JAMES: The truth about it, it was a joke that was probably pretty funny in a party at my house with a bunch of friends, but it's not funny...
MABREY: A Nazi salute is not funny for a lot of people.
JAMES: If that photo would have came out all by itself, I would have released a statement and everybody would have murmured about it, but it would have been gone. But coming out in the wake of some huge infidelity scandal, you know, people love Sandy and she's America's sweetheart, and to hear that I was unfaithful to her, and then that comes out? It's a perfect storm, and people were out for blood and that photo gave it to them.
They got more blood from bombshell McGee's tattoos and the letters W and P, thought to stand for white pride. By association, James was branded a racist?
MABREY: Is it true?
JAMES: Absolutely not. Dealing with losing my marriage and my son and embarrassing everyone and decimating my life, but to be called a racist on top of that is - it, like - it makes me really sad. There's not a racist bone in my body.
MABREY: Which would surprise a lot of people.
JAMES: Well, people judge a book by its cover with me.
For four years, Sandra Bullock and Jesse James had been preparing to adopt a baby. Just before the scandal broke, they brought him home.
MABREY: When did you find out that you were getting Louie, this particular guy?
JAMES: We found out around Christmas time and we got him on New Year's Day.
MABREY: Why New Orleans? Specifically, why a black child?
JAMES: I didn't care, didn't care what color he was. My only - my only prerequisite for adopting a baby, I want the baby that needs us the most.
MABREY: How did you feel when you saw the cover of "People" magazine and it's all about Sandra adopts Louie and he's going to have her name and not yours?
JAMES: It made me sad, but you know, adoption agencies are pretty conservative and as long as I'm in the picture, they wouldn't run the risk of her not getting him.
MABREY: What was it like, being at home, being a family with him?
JAMES: It - I mean - the sad thing about it is, like, I looked at her in a different way and found this, you know, me commenting on her, trusting me is hard for people to understand, I know, but like, I found a new trust for her, like, I knew she wasn't going to leave, and our relationship blossomed, and to see her in the role of mother is like, one of the most amazing things I've ever seen. I mean, she's - like a fish to water, as soon as she put that baby in her hands it was automatic and amazing.
MABREY: She was very kind in the article about saying, she wants to co-parent. Will you be in Louie's life?
JAMES: Yes, ma'am.
MABREY: How are your children adapting?
MABREY: How did you explain to them that life has changed, it's not going to be - we're not the family that we thought we were?
JAMES: I was honest with them and told them the stuff that had happened, and they all love Sandy so much, so - you know, when I hurt Sandy, I also hurt them. Because I took someone that they really love away from them, so...

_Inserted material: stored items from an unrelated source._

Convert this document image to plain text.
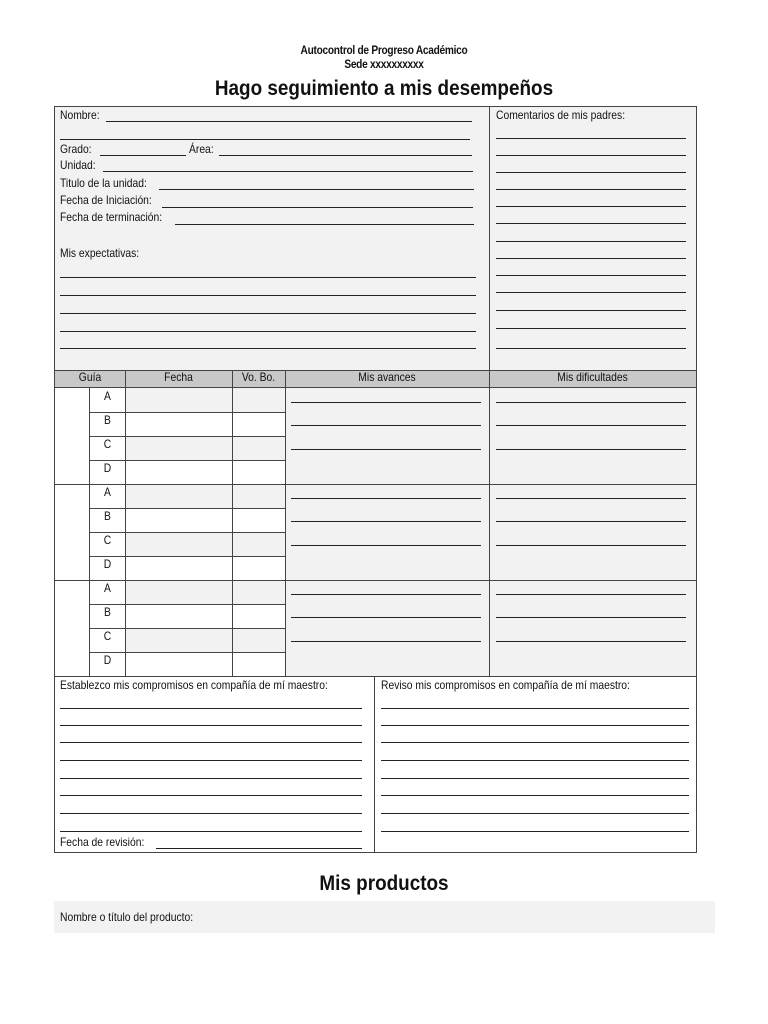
Autocontrol de Progreso Académico
Sede xxxxxxxxxx
Hago seguimiento a mis desempeños
Nombre:
Grado:	Área:
Unidad:
Titulo de la unidad:
Fecha de Iniciación:
Fecha de terminación:
Mis expectativas:
Comentarios de mis padres:
Guía	Fecha	Vo. Bo.	Mis avances	Mis dificultades
A
B
C
D
A
B
C
D
A
B
C
D
Establezco mis compromisos en compañía de mí maestro:
Fecha de revisión:
Reviso mis compromisos en compañía de mí maestro:
Mis productos
Nombre o título del producto:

MABREY: Do they get to see her?
Right now, they're seeing a lot more of their dad. He's still turning out two-wheeled works of art, but on an 8:00 to 4:00 schedule so he can spend more times with the kids. Sandra Bullock has filed for divorce.
JAMES: I still have hopes of saving, you know, some sort of relationship with Sandy.

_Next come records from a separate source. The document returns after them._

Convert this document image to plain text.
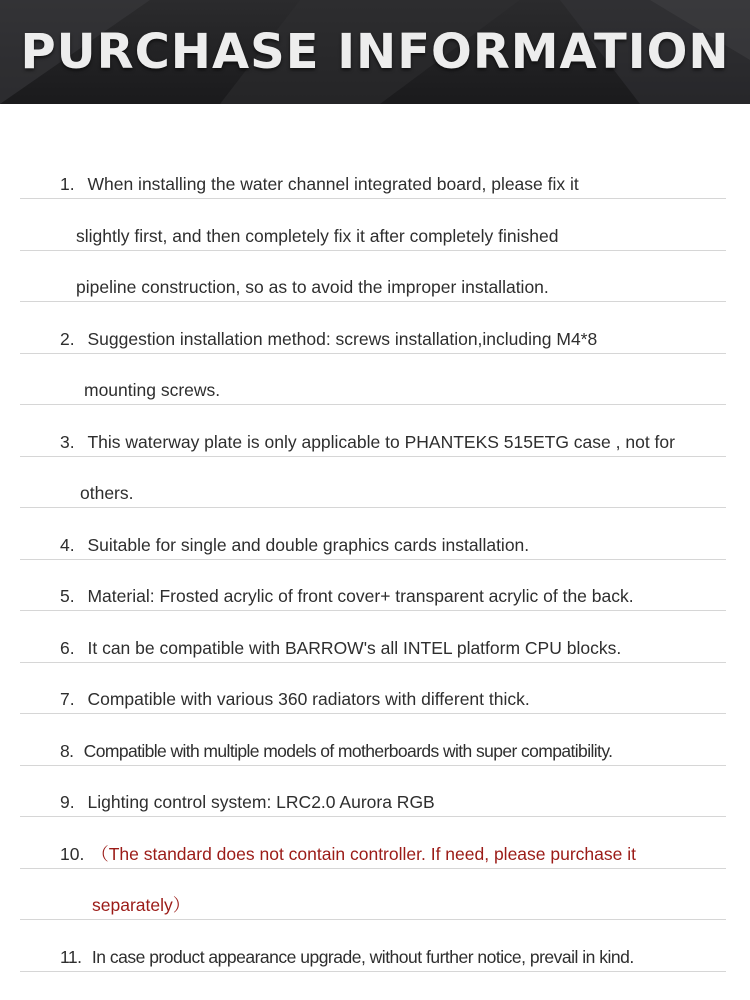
PURCHASE INFORMATION
1. When installing the water channel integrated board, please fix it
slightly first, and then completely fix it after completely finished
pipeline construction, so as to avoid the improper installation.
2. Suggestion installation method: screws installation,including M4*8
mounting screws.
3. This waterway plate is only applicable to PHANTEKS 515ETG case , not for
others.
4. Suitable for single and double graphics cards installation.
5. Material: Frosted acrylic of front cover+ transparent acrylic of the back.
6. It can be compatible with BARROW's all INTEL platform CPU blocks.
7. Compatible with various 360 radiators with different thick.
8. Compatible with multiple models of motherboards with super compatibility.
9. Lighting control system: LRC2.0 Aurora RGB
10. （The standard does not contain controller. If need, please purchase it
separately）
11. In case product appearance upgrade, without further notice, prevail in kind.
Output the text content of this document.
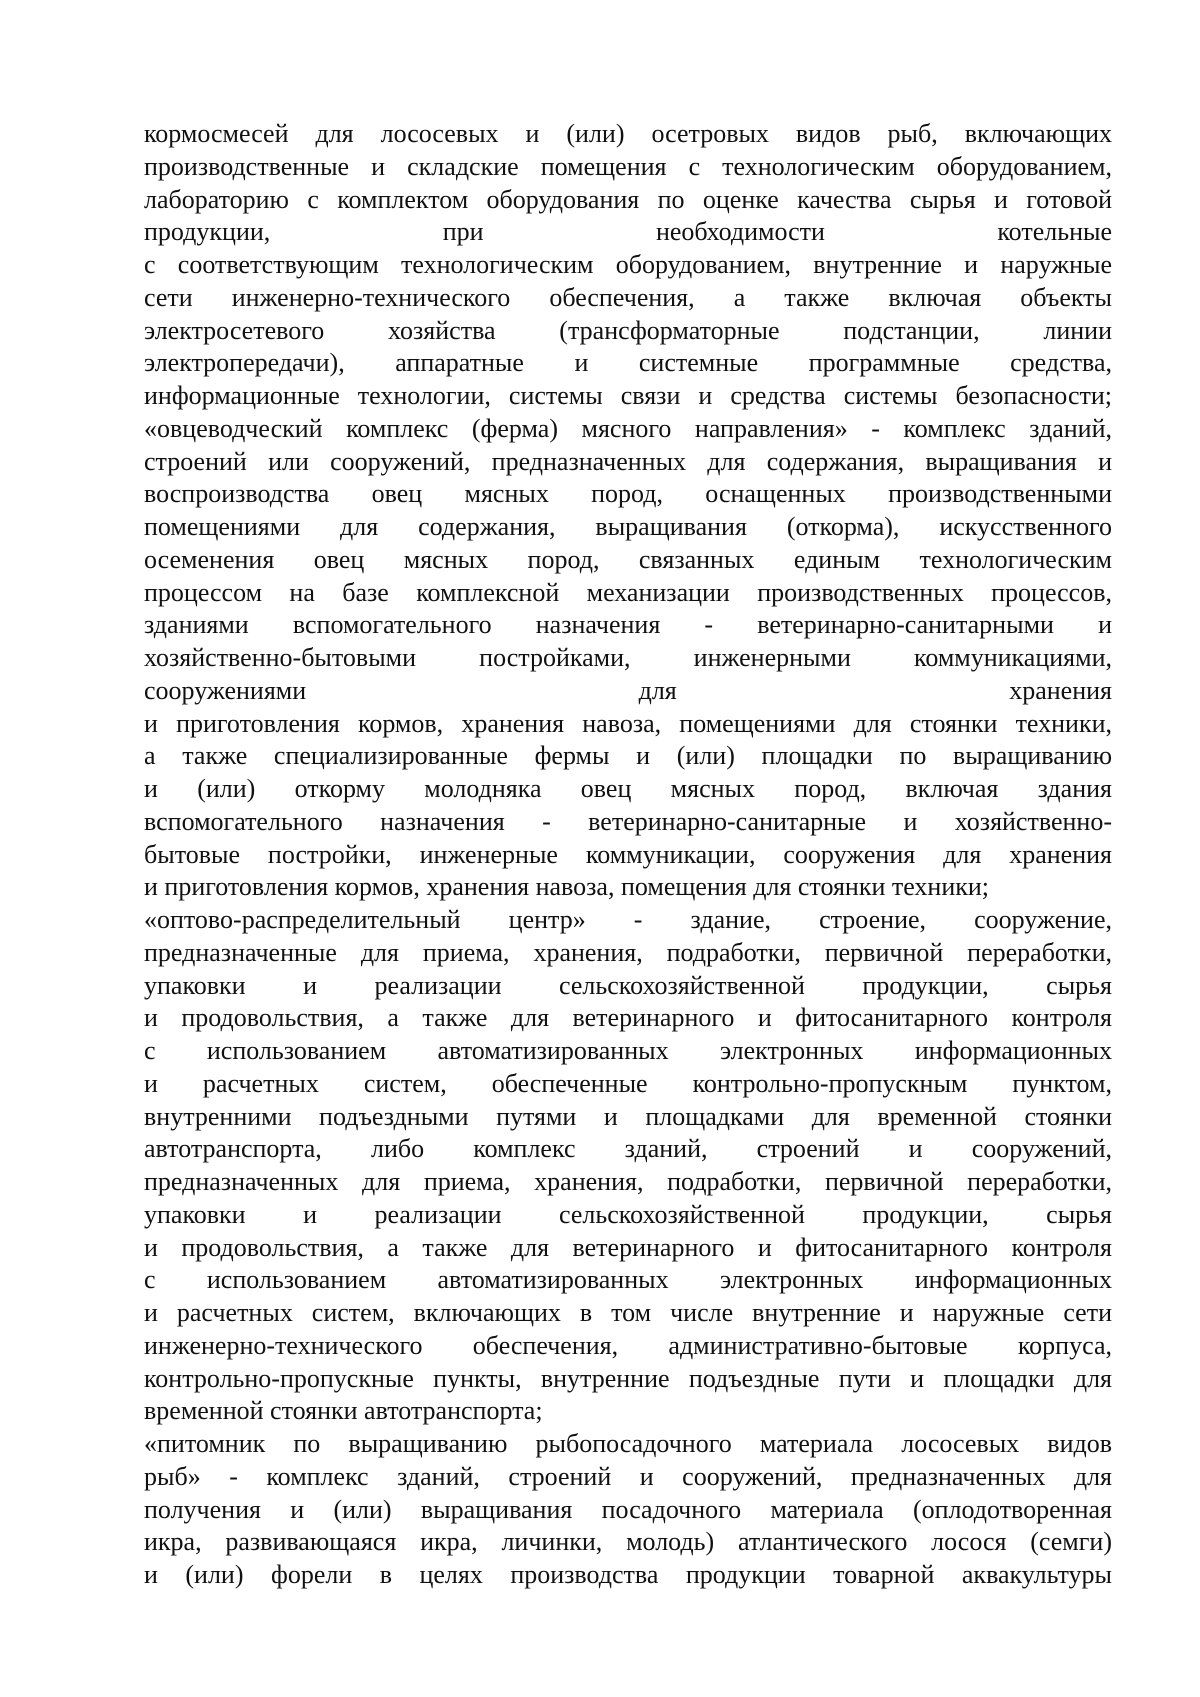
кормосмесей для лососевых и (или) осетровых видов рыб, включающих
производственные и складские помещения с технологическим оборудованием,
лабораторию с комплектом оборудования по оценке качества сырья и готовой
продукции, при необходимости котельные
с соответствующим технологическим оборудованием, внутренние и наружные
сети инженерно-технического обеспечения, а также включая объекты
электросетевого хозяйства (трансформаторные подстанции, линии
электропередачи), аппаратные и системные программные средства,
информационные технологии, системы связи и средства системы безопасности;
«овцеводческий комплекс (ферма) мясного направления» - комплекс зданий,
строений или сооружений, предназначенных для содержания, выращивания и
воспроизводства овец мясных пород, оснащенных производственными
помещениями для содержания, выращивания (откорма), искусственного
осеменения овец мясных пород, связанных единым технологическим
процессом на базе комплексной механизации производственных процессов,
зданиями вспомогательного назначения - ветеринарно-санитарными и
хозяйственно-бытовыми постройками, инженерными коммуникациями,
сооружениями для хранения
и приготовления кормов, хранения навоза, помещениями для стоянки техники,
а также специализированные фермы и (или) площадки по выращиванию
и (или) откорму молодняка овец мясных пород, включая здания
вспомогательного назначения - ветеринарно-санитарные и хозяйственно-
бытовые постройки, инженерные коммуникации, сооружения для хранения
и приготовления кормов, хранения навоза, помещения для стоянки техники;
«оптово-распределительный центр» - здание, строение, сооружение,
предназначенные для приема, хранения, подработки, первичной переработки,
упаковки и реализации сельскохозяйственной продукции, сырья
и продовольствия, а также для ветеринарного и фитосанитарного контроля
с использованием автоматизированных электронных информационных
и расчетных систем, обеспеченные контрольно-пропускным пунктом,
внутренними подъездными путями и площадками для временной стоянки
автотранспорта, либо комплекс зданий, строений и сооружений,
предназначенных для приема, хранения, подработки, первичной переработки,
упаковки и реализации сельскохозяйственной продукции, сырья
и продовольствия, а также для ветеринарного и фитосанитарного контроля
с использованием автоматизированных электронных информационных
и расчетных систем, включающих в том числе внутренние и наружные сети
инженерно-технического обеспечения, административно-бытовые корпуса,
контрольно-пропускные пункты, внутренние подъездные пути и площадки для
временной стоянки автотранспорта;
«питомник по выращиванию рыбопосадочного материала лососевых видов
рыб» - комплекс зданий, строений и сооружений, предназначенных для
получения и (или) выращивания посадочного материала (оплодотворенная
икра, развивающаяся икра, личинки, молодь) атлантического лосося (семги)
и (или) форели в целях производства продукции товарной аквакультуры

MABREY: Do you think you can change her mind?
JAMES: About divorcing me? No. We're getting divorced. 100 percent sure of that.
MABREY: Is that what you want?
JAMES: Ah, absolutely not. I didn't want any of this.
What he does want, he says, is to eastern the forgiveness of his soon to be ex-wife and his children. To atone for the past with the future.
JAMES: A vision of a better life and a better future, if you can squint and visualize that, that's the basis for recovery. When I can squint and see amazing, happy kids and myself as a decent person and the person I should be, then that's - that's when I can smile and know okay, everything is going to be okay.